7) "Vejetaryenler Sporda Madalyalar Aldığına Göre Etçil Olamayız" Argümanı: Bunu bir argüman olarak ileri sürmek bile insan zekasına hakaret olacaktır. "Zenciler koşuda madalya alabildiğine göre insanlar beyaz olamaz." demek kadar düşük seviyeli bir argümandır. Kahahuluların madalya alması, onların sağlıklı oldukları veya etten alacaklarını ilaçlarla takviye etmedikleri anlamına gelmez. İnsan, et ağırlıklı beslenmesi gereken bir omnivordur. Elbette ilaçlarla veya planlı beslenmeyle eksikler kapatılarak et yenmeyebilir. Ancak aynı şekilde, ilaçlarla eksikleri kapatılarak ot da yenmeyebilir.
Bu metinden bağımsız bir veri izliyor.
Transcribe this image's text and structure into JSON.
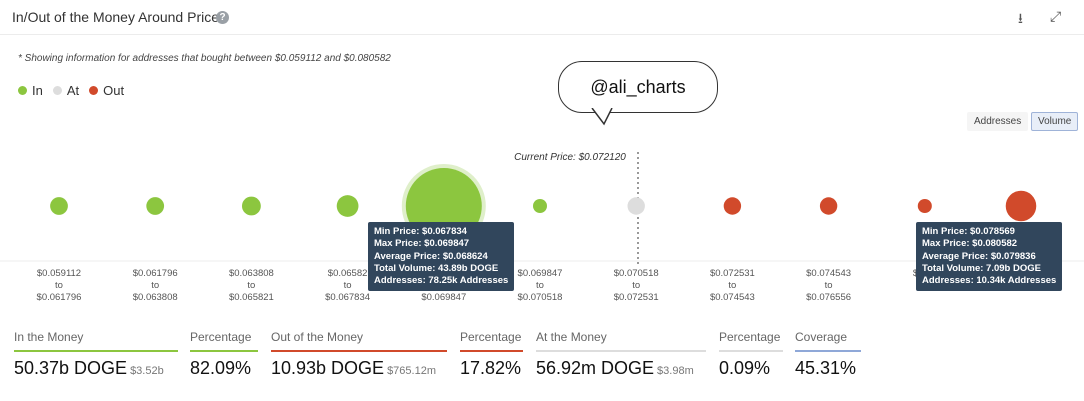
{
  "header": {
    "title": "In/Out of the Money Around Price",
    "help_icon": "question-circle-icon",
    "download_icon": "download-icon",
    "expand_icon": "expand-icon"
  },
  "note": "* Showing information for addresses that bought between $0.059112 and $0.080582",
  "legend": [
    {
      "label": "In",
      "color": "#8cc63f"
    },
    {
      "label": "At",
      "color": "#dddddd"
    },
    {
      "label": "Out",
      "color": "#d14a2b"
    }
  ],
  "watermark_bubble": "@ali_charts",
  "toggle": {
    "addresses": "Addresses",
    "volume": "Volume",
    "selected": "Volume"
  },
  "chart_data": {
    "type": "scatter",
    "current_price_label": "Current Price: $0.072120",
    "current_price": 0.07212,
    "buckets": [
      {
        "low": "$0.059112",
        "to": "to",
        "high": "$0.061796",
        "status": "in",
        "size": 2.4
      },
      {
        "low": "$0.061796",
        "to": "to",
        "high": "$0.063808",
        "status": "in",
        "size": 2.4
      },
      {
        "low": "$0.063808",
        "to": "to",
        "high": "$0.065821",
        "status": "in",
        "size": 2.7
      },
      {
        "low": "$0.06582",
        "to": "to",
        "high": "$0.067834",
        "status": "in",
        "size": 3.6
      },
      {
        "low": "$0.067834",
        "to": "to",
        "high": "$0.069847",
        "status": "in",
        "size": 43.89
      },
      {
        "low": "$0.069847",
        "to": "to",
        "high": "$0.070518",
        "status": "in",
        "size": 1.0
      },
      {
        "low": "$0.070518",
        "to": "to",
        "high": "$0.072531",
        "status": "at",
        "size": 2.3
      },
      {
        "low": "$0.072531",
        "to": "to",
        "high": "$0.074543",
        "status": "out",
        "size": 2.3
      },
      {
        "low": "$0.074543",
        "to": "to",
        "high": "$0.076556",
        "status": "out",
        "size": 2.3
      },
      {
        "low": "$0.07",
        "to": "to",
        "high": "",
        "status": "out",
        "size": 1.5
      },
      {
        "low": "",
        "to": "",
        "high": "",
        "status": "out",
        "size": 7.09
      }
    ],
    "tooltips": [
      {
        "lines": [
          "Min Price: $0.067834",
          "Max Price: $0.069847",
          "Average Price: $0.068624",
          "Total Volume: 43.89b DOGE",
          "Addresses: 78.25k Addresses"
        ]
      },
      {
        "lines": [
          "Min Price: $0.078569",
          "Max Price: $0.080582",
          "Average Price: $0.079836",
          "Total Volume: 7.09b DOGE",
          "Addresses: 10.34k Addresses"
        ]
      }
    ]
  },
  "stats": [
    {
      "label": "In the Money",
      "value": "50.37b DOGE",
      "sub": "$3.52b",
      "color": "#8cc63f"
    },
    {
      "label": "Percentage",
      "value": "82.09%",
      "sub": "",
      "color": "#8cc63f"
    },
    {
      "label": "Out of the Money",
      "value": "10.93b DOGE",
      "sub": "$765.12m",
      "color": "#d14a2b"
    },
    {
      "label": "Percentage",
      "value": "17.82%",
      "sub": "",
      "color": "#d14a2b"
    },
    {
      "label": "At the Money",
      "value": "56.92m DOGE",
      "sub": "$3.98m",
      "color": "#dddddd"
    },
    {
      "label": "Percentage",
      "value": "0.09%",
      "sub": "",
      "color": "#dddddd"
    },
    {
      "label": "Coverage",
      "value": "45.31%",
      "sub": "",
      "color": "#8fa8d8"
    }
  ]
}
8) "Et Yememiz Kültürel Evrimin Ürünüdür, Biyolojik Evrimin Değil" Argümanı: Videoda da görüldüğü gibi, et yeme evriminden çok kısa bahsedilmiş, uzak durulmuştur. Çünkü bu, Evrimsel Biyoloji'nin güçlenmesinden beridir var olan veganlar için ağır bir darbedir. Ancak itirazlarının aksine, kültürümüzden önce biyolojimiz et yiyecek şekilde evrimleşmiştir; daha doğrusu et yememiz evrimimize şekil vermiştir. Sonrasında ise kültürel evrimimiz et tüketimimizi arttırmış olabilir, bu doğrudur (ve apayrı bir tartışma konusudur). Ne var ki bunun temelinde biyolojik bir evrim olmadığı iddia edilemez.
9) "Hiç Et Yememeliyiz, Et Yemek Çok Zararlıdır" Argümanı: Emin olun hiç ot yemeden et yemek veya hiç et yemeden ot yemek; et ile otu bir arada yemekten daha ölümcüldür. Boş bir argüman daha...
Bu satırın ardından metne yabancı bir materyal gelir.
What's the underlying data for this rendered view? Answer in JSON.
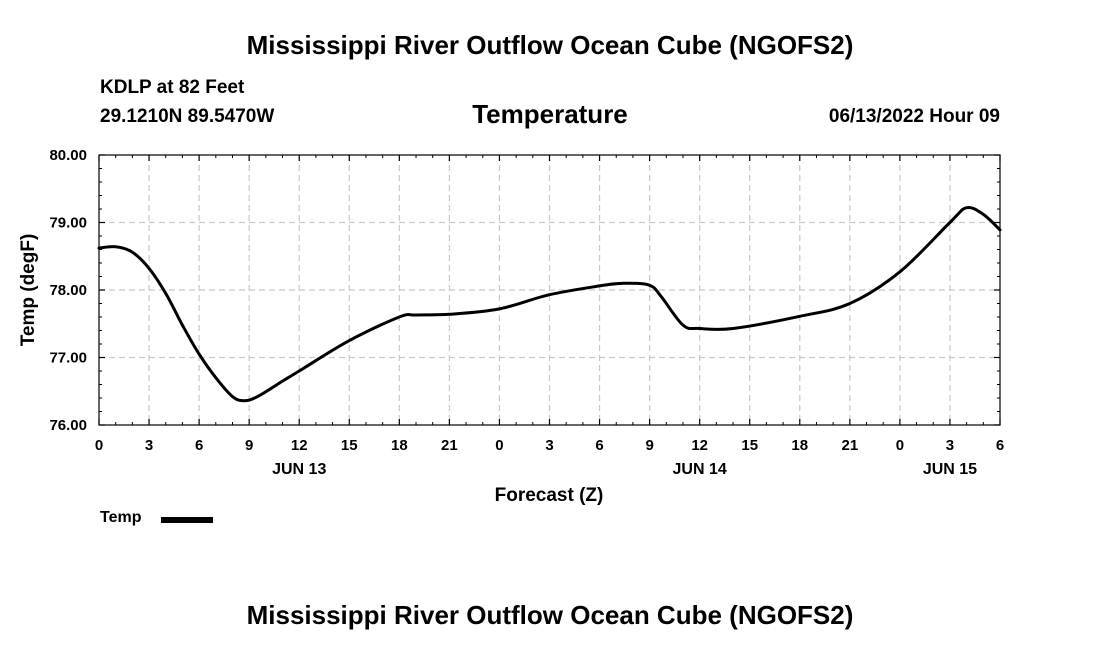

10) "İnsan Yavruları Bir Tavşanı Avlamadığına Göre Etçil Olamayız" Argümanı: Son test ise muazzam bir bilgisizlik örneğidir ve yine, insan zekasına, insan onuruna, insan düşünme yetilerine ve milyonlarca yıllık insan evrimine hakarettir. Böyle bir test ancak modern dünyadan izole olmuş bir şahıs tarafından ileri sürülebilir. İnsan bebekleri asla avlanacak şekilde evrimleşmemişlerdir; her zaman anneleri tarafından beslenmişlerdir. Bu sebeple bir bebeğin tavşanı yememesi kadar doğal bir şey olamaz. Etçil olduğu tartışmasız olan bir kaplan yavrusu dahi, bir tavşan önüne konulduğunda onunla yemeden oynayabilir. Üstelik bebeklerin eğilimlerinin, insanın doğasını anlamak için yeterli olduğunu sanmak başlı başına bir hatadır. Bu şekilde bir argüman üretmek, bebeklerin bir kendilerini öldürecek kadar sıcak olan sobalara dokunabiliyor veya sarılabiliyor olması, insan türünün hayatta kalmak için evrimleşmemiş bir tür olduğunu iddia etmeye benzer. Halbuki alakası bile yoktur. Bu test, saçmalığın daniskasıdır.
Görüldüğü gibi bilime karşı tehdidin nereden geleceğini öngörmenin bir yolu yok. Çok basit bir konuda bile cehalet, bilim düşmanlığını doğurabilmektedir."